NEW YORK – Commuters spent the day on edge Monday as negotiators struggled to avert New York's first citywide bus and subway strike in more than 25 years, a walkout that could paralyze the big city at the very height of the Christmas rush.
Turning up the pressure on the city's transit agency, union members at two private bus lines in Queens walked off the job early Monday, and the union president warned that a full-blown strike was set to begin at 12:01 a.m. Tuesday.
More than 7 million daily riders would be forced to find new ways to get around if the 33,000-member Transport Workers Union shut down the nation's largest transit system.
Union President Roger Toussaint sounded pessimistic about reaching a deal as he appeared before a boisterous gathering of union members Monday evening.
"As we stand right now, with six hours to go until our deadline, it does not look good," he said. "I'm going to leave you now and go back to the hotel and give it one last shot."
MTA Chairman Peter Kalikow told New Yorkers to "keep your fingers crossed."
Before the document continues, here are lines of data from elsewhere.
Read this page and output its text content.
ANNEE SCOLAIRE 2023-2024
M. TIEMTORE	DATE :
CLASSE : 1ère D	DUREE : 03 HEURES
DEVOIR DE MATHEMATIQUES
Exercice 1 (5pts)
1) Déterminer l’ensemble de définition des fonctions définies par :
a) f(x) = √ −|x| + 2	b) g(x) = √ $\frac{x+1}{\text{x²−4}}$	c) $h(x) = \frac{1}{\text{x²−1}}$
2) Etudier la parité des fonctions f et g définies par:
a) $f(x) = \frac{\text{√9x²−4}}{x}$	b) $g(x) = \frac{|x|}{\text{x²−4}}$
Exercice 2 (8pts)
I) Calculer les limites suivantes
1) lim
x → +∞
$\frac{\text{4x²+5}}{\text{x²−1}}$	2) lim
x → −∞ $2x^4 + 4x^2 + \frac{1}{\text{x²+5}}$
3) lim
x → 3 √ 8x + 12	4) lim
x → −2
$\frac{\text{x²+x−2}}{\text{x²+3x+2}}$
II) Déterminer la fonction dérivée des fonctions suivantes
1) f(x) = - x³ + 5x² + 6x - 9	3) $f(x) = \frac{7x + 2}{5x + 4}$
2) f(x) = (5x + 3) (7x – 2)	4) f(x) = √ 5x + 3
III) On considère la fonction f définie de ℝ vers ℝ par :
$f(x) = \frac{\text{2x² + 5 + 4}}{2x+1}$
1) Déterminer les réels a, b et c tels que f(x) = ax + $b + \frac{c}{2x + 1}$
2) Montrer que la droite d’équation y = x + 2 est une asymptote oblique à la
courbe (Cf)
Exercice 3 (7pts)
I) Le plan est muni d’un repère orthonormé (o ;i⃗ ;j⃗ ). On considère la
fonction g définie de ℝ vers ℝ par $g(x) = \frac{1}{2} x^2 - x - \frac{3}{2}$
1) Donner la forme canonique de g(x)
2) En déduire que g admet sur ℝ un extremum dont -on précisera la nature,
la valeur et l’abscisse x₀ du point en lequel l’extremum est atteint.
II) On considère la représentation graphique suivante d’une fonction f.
Meanwhile, the union posted a strike plan on its Web site, instructing members to lock up facilities safely and document everything they do to prevent "management sabotage."
If the union's executive board calls for a walkout, buses will drop off all passengers and return to their depots. Subways will finish their trips as turnstiles are chained and locked.
Mayor Michael Bloomberg said a walkout could cost the city as much as $400 million a day — a figure that includes police overtime and lost business and productivity. It would be particularly harsh at the height of the holiday shopping rush.
The mayor said a strike would freeze traffic into "gridlock that will tie the record for all gridlocks."
Transit workers are barred under state law from going on strike. A walkout could bring punishing fines.
The workers' old contract expired early Friday, but the union and the Metropolitan Transportation Authority agreed to keep talking through the weekend.
Many commuter were fed up with the uncertainty.
"Enough is enough," said Craig DeRosa, who relies on the subway to get to work. "Their benefits are as rich as you see anywhere in this country and they are still complaining. I don't get it."
The two sides were divided over wages and an MTA proposal to raise the age at which new employees become eligible for a full pension from 55 to 62.
More than 100 employees of the striking Jamaica Buses and Triboro Coach bus lines formed picket lines early in Queens, many chanting, "No contract, no work!"
Later in the day, hundreds of union members rallied outside Gov. George Pataki's office in midtown Manhattan, partly blocking traffic and screaming for a transit system walkout. "Shut it down!" they chanted.
The companies serve about 50,000 commuters, and are in the process of being taken over by the MTA, meaning they are not yet covered by a state law that prohibits public employees from striking.
The last citywide bus and subway strike in New York was in 1980. The walkout lasted 11 days.